Poppenhäger erhielt nicht nur großen Zuspruch und viel Applaus während seiner Bewerbungsrede. Auch die Spitzenkandidatin Heike Taubert würdigte in ihrer Bewerbungsrede ausdrücklich die Leistungsbilanz des Justizministers und hob hervor, dass er auch zukünftig eine wichtige Rolle in der Thüringer SPD spielen werde.
Poppenhäger bekräftigte seinen Anspruch auf den Gewinn des Direktmandats im Unstrut-Hainich-Kreis. "Ich freue mich, dass die Delegierten meinen Argumenten gefolgt sind und damit auch ein deutliches und wichtiges Signal der Unterstützung in die Unstrut-Hainich-Region gesendet haben. Ich werde zukünftig meinen Beitrag leisten, damit die Stadt Mühlhausen und die Region um Unstrut und Hainich wieder besser in Erfurt angebunden ist und stärker in den Mittelpunkt rückt", so Poppenhäger.

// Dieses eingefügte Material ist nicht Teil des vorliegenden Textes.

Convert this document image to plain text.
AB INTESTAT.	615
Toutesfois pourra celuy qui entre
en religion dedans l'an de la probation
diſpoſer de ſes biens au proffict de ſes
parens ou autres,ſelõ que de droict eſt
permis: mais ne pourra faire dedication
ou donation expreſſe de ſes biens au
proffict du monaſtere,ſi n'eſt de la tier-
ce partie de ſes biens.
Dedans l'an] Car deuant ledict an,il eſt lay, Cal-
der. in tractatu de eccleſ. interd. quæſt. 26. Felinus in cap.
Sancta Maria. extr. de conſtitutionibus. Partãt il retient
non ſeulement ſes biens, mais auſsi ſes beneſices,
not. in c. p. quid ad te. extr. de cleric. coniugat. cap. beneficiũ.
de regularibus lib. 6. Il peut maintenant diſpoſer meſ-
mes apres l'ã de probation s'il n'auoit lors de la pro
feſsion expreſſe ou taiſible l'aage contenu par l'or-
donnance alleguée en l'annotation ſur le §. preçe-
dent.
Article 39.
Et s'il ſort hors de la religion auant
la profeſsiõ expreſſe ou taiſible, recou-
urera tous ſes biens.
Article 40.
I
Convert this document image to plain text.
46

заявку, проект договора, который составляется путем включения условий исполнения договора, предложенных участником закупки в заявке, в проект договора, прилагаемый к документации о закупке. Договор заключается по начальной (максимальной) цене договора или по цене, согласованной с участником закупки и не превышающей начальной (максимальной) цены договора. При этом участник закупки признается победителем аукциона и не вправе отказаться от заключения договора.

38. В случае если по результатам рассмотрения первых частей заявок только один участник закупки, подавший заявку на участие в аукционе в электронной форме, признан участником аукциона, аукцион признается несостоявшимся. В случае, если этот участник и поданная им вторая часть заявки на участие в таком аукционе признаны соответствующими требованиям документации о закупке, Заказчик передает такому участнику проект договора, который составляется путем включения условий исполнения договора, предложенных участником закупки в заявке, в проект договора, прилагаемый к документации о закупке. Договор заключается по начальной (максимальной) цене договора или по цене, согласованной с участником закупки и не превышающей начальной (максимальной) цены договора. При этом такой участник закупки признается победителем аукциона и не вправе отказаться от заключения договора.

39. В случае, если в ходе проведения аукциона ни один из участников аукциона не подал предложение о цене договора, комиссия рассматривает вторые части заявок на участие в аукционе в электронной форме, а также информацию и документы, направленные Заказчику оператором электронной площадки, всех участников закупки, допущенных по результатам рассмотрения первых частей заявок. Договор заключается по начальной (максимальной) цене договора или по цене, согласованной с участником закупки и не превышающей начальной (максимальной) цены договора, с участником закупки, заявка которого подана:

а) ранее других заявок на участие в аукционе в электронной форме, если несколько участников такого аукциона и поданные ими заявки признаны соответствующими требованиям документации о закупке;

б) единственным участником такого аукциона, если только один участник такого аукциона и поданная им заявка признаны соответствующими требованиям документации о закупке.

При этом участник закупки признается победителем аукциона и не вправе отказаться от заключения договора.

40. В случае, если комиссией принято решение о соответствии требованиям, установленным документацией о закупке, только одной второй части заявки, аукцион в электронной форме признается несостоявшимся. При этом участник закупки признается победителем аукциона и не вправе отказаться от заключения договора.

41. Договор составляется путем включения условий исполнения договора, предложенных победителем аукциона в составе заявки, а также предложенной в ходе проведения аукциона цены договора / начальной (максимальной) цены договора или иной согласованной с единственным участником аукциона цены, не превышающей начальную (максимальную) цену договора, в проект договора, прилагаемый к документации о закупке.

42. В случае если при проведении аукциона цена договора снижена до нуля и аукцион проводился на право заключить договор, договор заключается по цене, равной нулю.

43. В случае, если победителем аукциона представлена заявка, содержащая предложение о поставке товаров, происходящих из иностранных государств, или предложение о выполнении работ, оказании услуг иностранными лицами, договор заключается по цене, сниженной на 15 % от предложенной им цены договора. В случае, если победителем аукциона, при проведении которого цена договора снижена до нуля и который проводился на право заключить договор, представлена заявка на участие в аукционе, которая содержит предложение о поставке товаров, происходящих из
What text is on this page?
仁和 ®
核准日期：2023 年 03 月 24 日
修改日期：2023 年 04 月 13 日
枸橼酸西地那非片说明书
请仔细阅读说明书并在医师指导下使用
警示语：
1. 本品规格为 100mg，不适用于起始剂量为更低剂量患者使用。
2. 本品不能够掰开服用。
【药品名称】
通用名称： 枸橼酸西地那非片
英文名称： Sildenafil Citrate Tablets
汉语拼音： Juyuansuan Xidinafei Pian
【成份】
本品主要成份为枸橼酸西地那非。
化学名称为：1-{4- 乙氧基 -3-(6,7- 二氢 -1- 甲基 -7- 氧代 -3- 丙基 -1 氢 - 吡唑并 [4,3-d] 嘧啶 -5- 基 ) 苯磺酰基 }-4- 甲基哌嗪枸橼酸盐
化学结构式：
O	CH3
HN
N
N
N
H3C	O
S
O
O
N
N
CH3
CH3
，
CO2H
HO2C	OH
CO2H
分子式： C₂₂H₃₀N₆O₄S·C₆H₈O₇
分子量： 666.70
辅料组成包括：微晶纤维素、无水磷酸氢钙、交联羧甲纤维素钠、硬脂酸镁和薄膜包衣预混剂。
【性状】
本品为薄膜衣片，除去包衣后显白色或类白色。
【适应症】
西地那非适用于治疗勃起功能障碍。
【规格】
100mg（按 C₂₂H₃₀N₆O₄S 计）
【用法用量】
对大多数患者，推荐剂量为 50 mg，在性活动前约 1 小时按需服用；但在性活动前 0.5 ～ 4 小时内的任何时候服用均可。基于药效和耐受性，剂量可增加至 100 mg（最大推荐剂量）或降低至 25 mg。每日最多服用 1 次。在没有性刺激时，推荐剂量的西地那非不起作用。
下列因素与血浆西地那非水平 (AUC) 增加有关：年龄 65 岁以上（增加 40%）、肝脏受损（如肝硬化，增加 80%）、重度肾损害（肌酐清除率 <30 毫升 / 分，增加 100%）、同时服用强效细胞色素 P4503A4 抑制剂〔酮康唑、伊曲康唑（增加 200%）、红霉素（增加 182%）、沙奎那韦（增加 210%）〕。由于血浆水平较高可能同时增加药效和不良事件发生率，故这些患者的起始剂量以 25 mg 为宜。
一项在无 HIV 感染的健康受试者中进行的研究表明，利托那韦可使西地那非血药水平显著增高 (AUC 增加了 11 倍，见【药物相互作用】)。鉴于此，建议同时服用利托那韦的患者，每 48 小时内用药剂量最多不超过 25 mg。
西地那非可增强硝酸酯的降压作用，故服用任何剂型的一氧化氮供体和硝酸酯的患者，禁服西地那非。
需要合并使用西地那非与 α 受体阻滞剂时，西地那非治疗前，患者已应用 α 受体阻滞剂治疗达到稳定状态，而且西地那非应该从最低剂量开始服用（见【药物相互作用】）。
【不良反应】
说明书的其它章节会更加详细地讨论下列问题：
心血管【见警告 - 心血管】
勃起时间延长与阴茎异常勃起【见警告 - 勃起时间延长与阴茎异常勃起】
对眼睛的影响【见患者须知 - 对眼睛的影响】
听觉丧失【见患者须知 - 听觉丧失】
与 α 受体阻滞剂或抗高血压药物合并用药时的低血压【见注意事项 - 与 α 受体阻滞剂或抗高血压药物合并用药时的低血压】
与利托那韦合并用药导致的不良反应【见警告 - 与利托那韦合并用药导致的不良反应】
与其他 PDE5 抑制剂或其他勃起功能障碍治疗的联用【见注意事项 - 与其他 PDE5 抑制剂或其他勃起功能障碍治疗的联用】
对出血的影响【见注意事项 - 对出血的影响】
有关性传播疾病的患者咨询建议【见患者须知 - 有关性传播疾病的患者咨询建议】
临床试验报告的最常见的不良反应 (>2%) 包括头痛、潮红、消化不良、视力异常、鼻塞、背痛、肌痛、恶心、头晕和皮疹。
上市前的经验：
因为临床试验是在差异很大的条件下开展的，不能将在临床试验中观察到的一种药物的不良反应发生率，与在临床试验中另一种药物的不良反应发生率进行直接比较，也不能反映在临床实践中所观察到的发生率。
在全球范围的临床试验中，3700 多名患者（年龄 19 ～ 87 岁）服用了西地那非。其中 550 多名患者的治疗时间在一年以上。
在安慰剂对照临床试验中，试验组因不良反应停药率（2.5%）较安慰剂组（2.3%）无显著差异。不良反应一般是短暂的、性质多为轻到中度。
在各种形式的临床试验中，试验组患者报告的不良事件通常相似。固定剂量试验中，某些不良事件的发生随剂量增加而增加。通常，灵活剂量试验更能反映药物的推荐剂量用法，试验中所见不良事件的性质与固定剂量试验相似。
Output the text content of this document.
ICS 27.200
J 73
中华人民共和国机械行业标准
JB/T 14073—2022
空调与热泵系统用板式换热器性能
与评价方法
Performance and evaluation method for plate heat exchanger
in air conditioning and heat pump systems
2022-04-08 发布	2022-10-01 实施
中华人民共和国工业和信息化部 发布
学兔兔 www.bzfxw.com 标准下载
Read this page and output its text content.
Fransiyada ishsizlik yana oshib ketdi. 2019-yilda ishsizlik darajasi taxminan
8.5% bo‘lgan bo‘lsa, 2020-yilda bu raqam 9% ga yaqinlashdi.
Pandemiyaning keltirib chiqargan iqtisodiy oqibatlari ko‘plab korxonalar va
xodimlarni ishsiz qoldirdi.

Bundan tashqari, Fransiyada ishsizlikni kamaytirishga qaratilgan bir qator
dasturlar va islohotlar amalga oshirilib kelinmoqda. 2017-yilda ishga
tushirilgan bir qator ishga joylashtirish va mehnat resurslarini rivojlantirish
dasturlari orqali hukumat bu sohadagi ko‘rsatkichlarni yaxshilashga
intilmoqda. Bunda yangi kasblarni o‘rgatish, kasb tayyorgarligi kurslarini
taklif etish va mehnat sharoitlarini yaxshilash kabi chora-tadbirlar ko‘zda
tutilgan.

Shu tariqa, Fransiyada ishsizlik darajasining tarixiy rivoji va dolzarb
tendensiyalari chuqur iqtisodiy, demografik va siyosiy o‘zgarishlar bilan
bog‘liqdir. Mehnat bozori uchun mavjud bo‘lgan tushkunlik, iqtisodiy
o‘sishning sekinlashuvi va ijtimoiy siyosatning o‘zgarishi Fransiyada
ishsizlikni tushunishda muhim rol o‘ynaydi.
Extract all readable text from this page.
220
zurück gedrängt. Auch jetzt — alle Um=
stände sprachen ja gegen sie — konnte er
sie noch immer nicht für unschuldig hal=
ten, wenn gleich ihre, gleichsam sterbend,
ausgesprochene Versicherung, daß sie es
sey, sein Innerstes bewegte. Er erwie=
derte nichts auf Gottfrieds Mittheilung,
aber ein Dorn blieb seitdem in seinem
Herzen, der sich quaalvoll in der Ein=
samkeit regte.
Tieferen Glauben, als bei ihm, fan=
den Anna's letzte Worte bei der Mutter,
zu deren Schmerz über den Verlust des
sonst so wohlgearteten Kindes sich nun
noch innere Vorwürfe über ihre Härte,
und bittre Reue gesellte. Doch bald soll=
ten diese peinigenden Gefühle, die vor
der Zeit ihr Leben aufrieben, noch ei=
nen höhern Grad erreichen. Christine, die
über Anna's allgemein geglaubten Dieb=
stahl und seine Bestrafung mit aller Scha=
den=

Die amtierende Kreisvorsitzende Claudia Zanker betonte: "Die Nominierung von Holger Poppenhäger auf Listenplatz 20 verleiht uns den notwendigen Rückenwind, um nun im Wahlkampf anzugreifen. Der Justizminister hat in den zurückliegenden Jahren gezeigt, welche Bedeutung er dem Justizstandort Mühlhausen beimisst. Ich bin fest davon überzeugt, dass er auch als Abgeordneter im Thüringer Landtag für unsere Region einen Schub nach vorne bedeuten und ein wichtiger Fürsprecher mit starker Stimme sein wird.